David Letterman has announced that he will be retiring next year. He’s been the star of The Late Show With David Letterman for 21 years.
It’s interesting that Letterman’s retirement announcement came shortly after Jay Leno — Letterman’s chief rival for recognition as the successor to Johnny Carson as the King of Late-Night Television — retired. Letterman is another TV icon whose “top ten list” became part of the national zeitgeist. But I long ago stopped watching either Letterman or Leno, and I can’t remember the last time either of them had something significant or novel to say or do about America or the world. For years, they seemed to be living on past glory, attracting the habitual viewers who had watched them for years but not bringing in anyone new. Their shticks got old. People who were comfortable with them stuck around; people who were looking for something different looked elsewhere.
It will be interesting to see whether the late-night talk show format ends up passing into TV history, just as Jay Leno has done and as David Letterman will be doing next year. As I’ve noted before, it’s amazing that talk shows — a format that began at the dawn of TV, more than 60 years ago — are still around. If you’ve seen the commercial where a guy walks out of his kitchen eating a bowl of cereal or ice cream and finds himself on The Tonight Show with Jimmy Fallon, you’ve seen that talk shows are to the point of self-parody.
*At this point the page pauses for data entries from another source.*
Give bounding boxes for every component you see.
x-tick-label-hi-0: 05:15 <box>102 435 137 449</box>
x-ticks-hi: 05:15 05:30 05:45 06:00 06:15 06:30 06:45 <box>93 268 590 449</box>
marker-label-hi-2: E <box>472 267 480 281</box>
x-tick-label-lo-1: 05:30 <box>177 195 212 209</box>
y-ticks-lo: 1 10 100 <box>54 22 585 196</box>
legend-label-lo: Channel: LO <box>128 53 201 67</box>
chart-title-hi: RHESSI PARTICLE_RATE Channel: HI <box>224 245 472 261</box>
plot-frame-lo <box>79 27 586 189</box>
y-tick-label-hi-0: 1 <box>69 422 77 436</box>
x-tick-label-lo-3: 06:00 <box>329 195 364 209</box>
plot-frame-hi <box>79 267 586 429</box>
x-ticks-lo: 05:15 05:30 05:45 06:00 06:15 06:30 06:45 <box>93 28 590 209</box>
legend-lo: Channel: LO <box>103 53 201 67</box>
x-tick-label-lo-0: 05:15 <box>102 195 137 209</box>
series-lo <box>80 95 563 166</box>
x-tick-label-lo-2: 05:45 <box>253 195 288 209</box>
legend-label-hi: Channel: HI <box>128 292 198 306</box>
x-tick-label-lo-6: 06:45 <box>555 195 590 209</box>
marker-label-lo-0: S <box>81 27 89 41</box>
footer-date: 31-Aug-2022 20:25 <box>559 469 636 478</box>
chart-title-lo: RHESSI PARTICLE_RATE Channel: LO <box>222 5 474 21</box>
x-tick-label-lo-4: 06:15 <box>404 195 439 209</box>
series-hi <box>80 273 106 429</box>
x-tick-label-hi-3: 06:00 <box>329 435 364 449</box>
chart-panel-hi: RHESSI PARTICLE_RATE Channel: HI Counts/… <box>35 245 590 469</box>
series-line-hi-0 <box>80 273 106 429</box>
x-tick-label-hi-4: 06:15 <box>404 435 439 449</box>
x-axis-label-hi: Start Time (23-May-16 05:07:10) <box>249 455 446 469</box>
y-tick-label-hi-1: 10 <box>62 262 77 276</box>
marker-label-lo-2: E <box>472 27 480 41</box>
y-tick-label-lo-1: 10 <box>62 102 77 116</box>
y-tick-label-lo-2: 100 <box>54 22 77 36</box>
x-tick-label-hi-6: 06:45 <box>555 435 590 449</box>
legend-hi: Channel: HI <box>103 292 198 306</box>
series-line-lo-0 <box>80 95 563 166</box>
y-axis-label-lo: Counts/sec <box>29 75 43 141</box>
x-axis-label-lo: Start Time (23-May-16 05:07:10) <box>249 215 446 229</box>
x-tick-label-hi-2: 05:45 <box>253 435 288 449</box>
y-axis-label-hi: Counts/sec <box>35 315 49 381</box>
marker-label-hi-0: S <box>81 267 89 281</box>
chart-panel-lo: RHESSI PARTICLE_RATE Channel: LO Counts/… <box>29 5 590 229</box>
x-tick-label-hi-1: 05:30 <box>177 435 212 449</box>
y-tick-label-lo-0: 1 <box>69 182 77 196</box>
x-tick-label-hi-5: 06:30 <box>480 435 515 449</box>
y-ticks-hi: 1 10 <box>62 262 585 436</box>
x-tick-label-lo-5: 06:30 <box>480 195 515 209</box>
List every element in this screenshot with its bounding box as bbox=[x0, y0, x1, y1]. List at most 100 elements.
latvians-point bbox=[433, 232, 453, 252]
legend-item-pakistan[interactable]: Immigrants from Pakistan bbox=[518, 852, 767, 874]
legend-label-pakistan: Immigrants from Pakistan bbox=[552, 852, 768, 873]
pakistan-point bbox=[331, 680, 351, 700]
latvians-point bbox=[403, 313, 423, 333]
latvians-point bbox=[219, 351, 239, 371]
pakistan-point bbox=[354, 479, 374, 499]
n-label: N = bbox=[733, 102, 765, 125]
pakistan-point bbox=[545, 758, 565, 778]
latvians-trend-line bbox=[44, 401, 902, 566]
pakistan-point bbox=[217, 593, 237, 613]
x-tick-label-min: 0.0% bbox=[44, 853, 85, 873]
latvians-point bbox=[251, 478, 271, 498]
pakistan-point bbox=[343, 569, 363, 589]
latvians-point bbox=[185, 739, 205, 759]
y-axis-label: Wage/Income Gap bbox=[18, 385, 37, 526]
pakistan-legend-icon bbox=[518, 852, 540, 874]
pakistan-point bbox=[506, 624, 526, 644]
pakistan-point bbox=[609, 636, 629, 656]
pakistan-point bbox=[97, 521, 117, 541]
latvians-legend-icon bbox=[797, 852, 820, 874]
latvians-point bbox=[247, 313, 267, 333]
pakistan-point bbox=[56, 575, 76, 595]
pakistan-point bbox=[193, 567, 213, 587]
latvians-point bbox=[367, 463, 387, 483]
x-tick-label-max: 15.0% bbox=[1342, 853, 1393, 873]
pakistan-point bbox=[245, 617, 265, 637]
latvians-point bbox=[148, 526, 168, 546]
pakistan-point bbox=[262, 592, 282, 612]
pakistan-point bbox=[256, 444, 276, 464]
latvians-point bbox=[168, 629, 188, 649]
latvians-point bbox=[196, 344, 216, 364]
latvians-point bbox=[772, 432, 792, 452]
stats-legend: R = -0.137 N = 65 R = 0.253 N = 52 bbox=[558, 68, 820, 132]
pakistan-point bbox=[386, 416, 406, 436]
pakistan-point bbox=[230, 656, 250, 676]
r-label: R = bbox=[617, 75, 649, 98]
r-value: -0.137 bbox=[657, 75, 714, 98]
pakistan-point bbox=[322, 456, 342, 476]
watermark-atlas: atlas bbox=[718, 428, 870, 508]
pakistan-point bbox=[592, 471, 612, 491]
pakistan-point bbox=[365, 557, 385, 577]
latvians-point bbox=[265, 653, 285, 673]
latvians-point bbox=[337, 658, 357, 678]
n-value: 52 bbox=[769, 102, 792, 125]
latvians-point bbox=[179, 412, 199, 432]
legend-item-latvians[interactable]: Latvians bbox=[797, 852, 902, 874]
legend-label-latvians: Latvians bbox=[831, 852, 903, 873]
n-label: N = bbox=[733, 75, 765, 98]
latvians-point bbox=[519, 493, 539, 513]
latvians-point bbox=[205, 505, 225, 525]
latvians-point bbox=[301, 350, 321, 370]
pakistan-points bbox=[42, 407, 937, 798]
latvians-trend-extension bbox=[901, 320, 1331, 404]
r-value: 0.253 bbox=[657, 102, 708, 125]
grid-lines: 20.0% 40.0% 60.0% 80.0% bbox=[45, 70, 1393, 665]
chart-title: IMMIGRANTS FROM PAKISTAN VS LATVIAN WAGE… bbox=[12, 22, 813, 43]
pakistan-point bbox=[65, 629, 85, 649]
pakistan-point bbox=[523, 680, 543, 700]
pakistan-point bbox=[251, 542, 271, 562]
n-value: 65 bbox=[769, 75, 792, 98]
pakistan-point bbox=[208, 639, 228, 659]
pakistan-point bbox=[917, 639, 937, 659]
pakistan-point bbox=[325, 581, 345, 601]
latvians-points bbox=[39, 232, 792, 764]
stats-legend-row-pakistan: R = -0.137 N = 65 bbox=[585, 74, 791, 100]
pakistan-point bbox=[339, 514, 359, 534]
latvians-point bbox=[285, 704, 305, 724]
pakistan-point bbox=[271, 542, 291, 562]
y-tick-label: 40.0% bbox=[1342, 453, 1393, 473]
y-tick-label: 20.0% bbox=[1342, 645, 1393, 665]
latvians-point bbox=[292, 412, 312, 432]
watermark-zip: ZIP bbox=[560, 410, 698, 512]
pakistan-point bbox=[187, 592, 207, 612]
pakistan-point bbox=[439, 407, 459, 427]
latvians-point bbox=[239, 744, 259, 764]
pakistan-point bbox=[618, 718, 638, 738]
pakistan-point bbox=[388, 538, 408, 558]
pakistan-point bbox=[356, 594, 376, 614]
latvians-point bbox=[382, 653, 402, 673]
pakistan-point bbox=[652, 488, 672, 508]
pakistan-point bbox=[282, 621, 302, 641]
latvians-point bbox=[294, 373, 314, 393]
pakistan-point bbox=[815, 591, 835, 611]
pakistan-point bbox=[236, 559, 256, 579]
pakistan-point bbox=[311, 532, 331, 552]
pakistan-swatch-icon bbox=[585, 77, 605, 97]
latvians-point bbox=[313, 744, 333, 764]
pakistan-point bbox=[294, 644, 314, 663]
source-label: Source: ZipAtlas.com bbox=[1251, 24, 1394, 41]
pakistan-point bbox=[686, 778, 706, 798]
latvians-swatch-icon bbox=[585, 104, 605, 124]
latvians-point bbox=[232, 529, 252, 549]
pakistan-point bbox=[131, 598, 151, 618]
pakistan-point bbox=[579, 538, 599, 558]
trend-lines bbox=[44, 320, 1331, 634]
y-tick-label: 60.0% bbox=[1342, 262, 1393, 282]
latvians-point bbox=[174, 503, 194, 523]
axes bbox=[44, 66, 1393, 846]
Maybe Fallon’s spoofing of himself is supposed to be one of those new, ironic bits of humor that 50-somethings like me don’t get, but I see that commercial as an implicit recognition that late-night talk shows are trite and banal.
I wish David Letterman the best in his retirement, but maybe his decision to hit the road will allow the networks to finally come up with a new approach to late-night programming.